Spatial intelligence is key because true intelligence requires:

  • Prediction
  • Action
  • Goal achievement — in changing, uncertain environments.

---

Learning Through Interaction

  • Babies: Push over blocks → hear crash → learn cause & effect.
  • Scientists: Watson and Crick built physical DNA models to reveal the double helix — insight wasn’t in the “words” but in spatial arrangement.

---

From Predicting Words to Predicting Frames

image

Fei-Fei Li advocates shifting AI from predicting the next word → to predicting the next frame of reality.

Example: Letting go of a glass cup

  • Human mind predicts: fall → impact → shatter
  • Without reading about it, you know what happens.

Key Difference:

  • Word prediction = grammatical logic
  • Frame prediction = physical logic

This requires world models — spaces with consistent gravity, light, occlusion, and physics.

---

Challenges in Building World Models

Fei-Fei Li identifies two key obstacles:

  • Finding the formula: LLMs succeed with “predict next word” simplicity; can we find an equally elegant equation for spatial intelligence?
  • Finding the data: Requires massive spatial datasets; extracting 3D info from 2D video is an active research area.

---

Marble: A Glimpse of Spatial AI

image

Fei-Fei Li’s World Labs developed Marble — input text or a photo, get an explorable 3D space.

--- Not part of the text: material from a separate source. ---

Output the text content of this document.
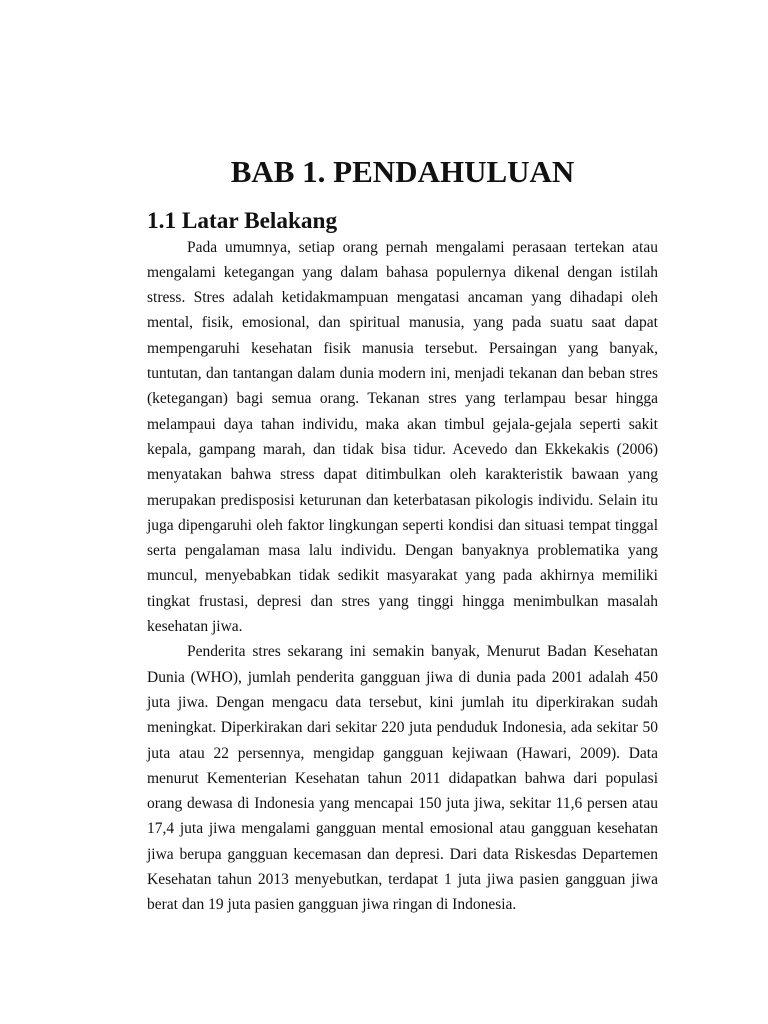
BAB 1. PENDAHULUAN
1.1 Latar Belakang

Pada umumnya, setiap orang pernah mengalami perasaan tertekan atau mengalami ketegangan yang dalam bahasa populernya dikenal dengan istilah stress. Stres adalah ketidakmampuan mengatasi ancaman yang dihadapi oleh mental, fisik, emosional, dan spiritual manusia, yang pada suatu saat dapat mempengaruhi kesehatan fisik manusia tersebut. Persaingan yang banyak, tuntutan, dan tantangan dalam dunia modern ini, menjadi tekanan dan beban stres (ketegangan) bagi semua orang. Tekanan stres yang terlampau besar hingga melampaui daya tahan individu, maka akan timbul gejala-gejala seperti sakit kepala, gampang marah, dan tidak bisa tidur. Acevedo dan Ekkekakis (2006) menyatakan bahwa stress dapat ditimbulkan oleh karakteristik bawaan yang merupakan predisposisi keturunan dan keterbatasan pikologis individu. Selain itu juga dipengaruhi oleh faktor lingkungan seperti kondisi dan situasi tempat tinggal serta pengalaman masa lalu individu. Dengan banyaknya problematika yang muncul, menyebabkan tidak sedikit masyarakat yang pada akhirnya memiliki tingkat frustasi, depresi dan stres yang tinggi hingga menimbulkan masalah kesehatan jiwa.

Penderita stres sekarang ini semakin banyak, Menurut Badan Kesehatan Dunia (WHO), jumlah penderita gangguan jiwa di dunia pada 2001 adalah 450 juta jiwa. Dengan mengacu data tersebut, kini jumlah itu diperkirakan sudah meningkat. Diperkirakan dari sekitar 220 juta penduduk Indonesia, ada sekitar 50 juta atau 22 persennya, mengidap gangguan kejiwaan (Hawari, 2009). Data menurut Kementerian Kesehatan tahun 2011 didapatkan bahwa dari populasi orang dewasa di Indonesia yang mencapai 150 juta jiwa, sekitar 11,6 persen atau 17,4 juta jiwa mengalami gangguan mental emosional atau gangguan kesehatan jiwa berupa gangguan kecemasan dan depresi. Dari data Riskesdas Departemen Kesehatan tahun 2013 menyebutkan, terdapat 1 juta jiwa pasien gangguan jiwa berat dan 19 juta pasien gangguan jiwa ringan di Indonesia.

Testing it: Uploading a single image → Marble inferred chairs, desks, and room layout (still rough, but promising).

---

Potential Impact of Spatial Intelligence

  • Robots at Home:
  • Avoid fragile vases
  • Dry wet floors before walking
  • Assist elderly care
  • Industrial Applications:
  • Controllable video generation for ads & film
  • Virtual production efficiency (Sony partner reported 40× gains with Marble)
  • Consumer Products:
  • Interactive interior design
  • 3D memory albums
  • VR therapy for phobias
  • Synthetic Data Markets:
  • “Textbooks” for robots: domain-specific task data

---

AI Monetization in the Spatial Era

As spatial AI matures, tools that combine creation + cross-platform publishing will become essential.

Example: AiToEarn官网 offers:

  • AI content generation
  • Distribution across platforms like Douyin, Bilibili, Xiaohongshu, Instagram, YouTube, LinkedIn
  • Analytics and AI model ranking (AI模型排名)

This could help spatial AI creators share interactive environments instantly and monetize their innovations globally.

---

Final Takeaways

Why AI still makes simple mistakes:

It “thinks” in statistical patterns, not through cause-and-effect in reality.

Fei-Fei Li’s proposal:

Shift from predicting text → to predicting reality via spatial intelligence & world models.

Possible outcomes:

  • Household robots with genuine awareness
  • AI scientists finding new laws of nature
  • Fully controllable, physically consistent creative tools

Current status:

  • Marble is early-stage
  • Formula for world models unknown
  • Spatial datasets scarce

But now, the path to true intelligence looks clearer.

---

References

  • From Words to Worlds: Spatial Intelligence is AI’s Next Frontier
  • Google Developer Guide: Introduction to Large Language Models

---

If you'd like, I can also create a concise 10–15 bullet executive summary of this rewritten piece so it’s easier for leaders or investors to digest in under 2 minutes. Would you like me to prepare that?

Read more

Translate the following blog post title into English, concise and natural. Return plain text only without quotes. 哈佛大学 R 编程课程介绍

Harvard CS50: Introduction to Programming with R Harvard University offers exceptional beginner-friendly computer science courses. We’re excited to announce the release of Harvard CS50’s Introduction to Programming in R, a powerful language widely used for statistical computing, data science, and graphics. This course was developed by Carter Zenke.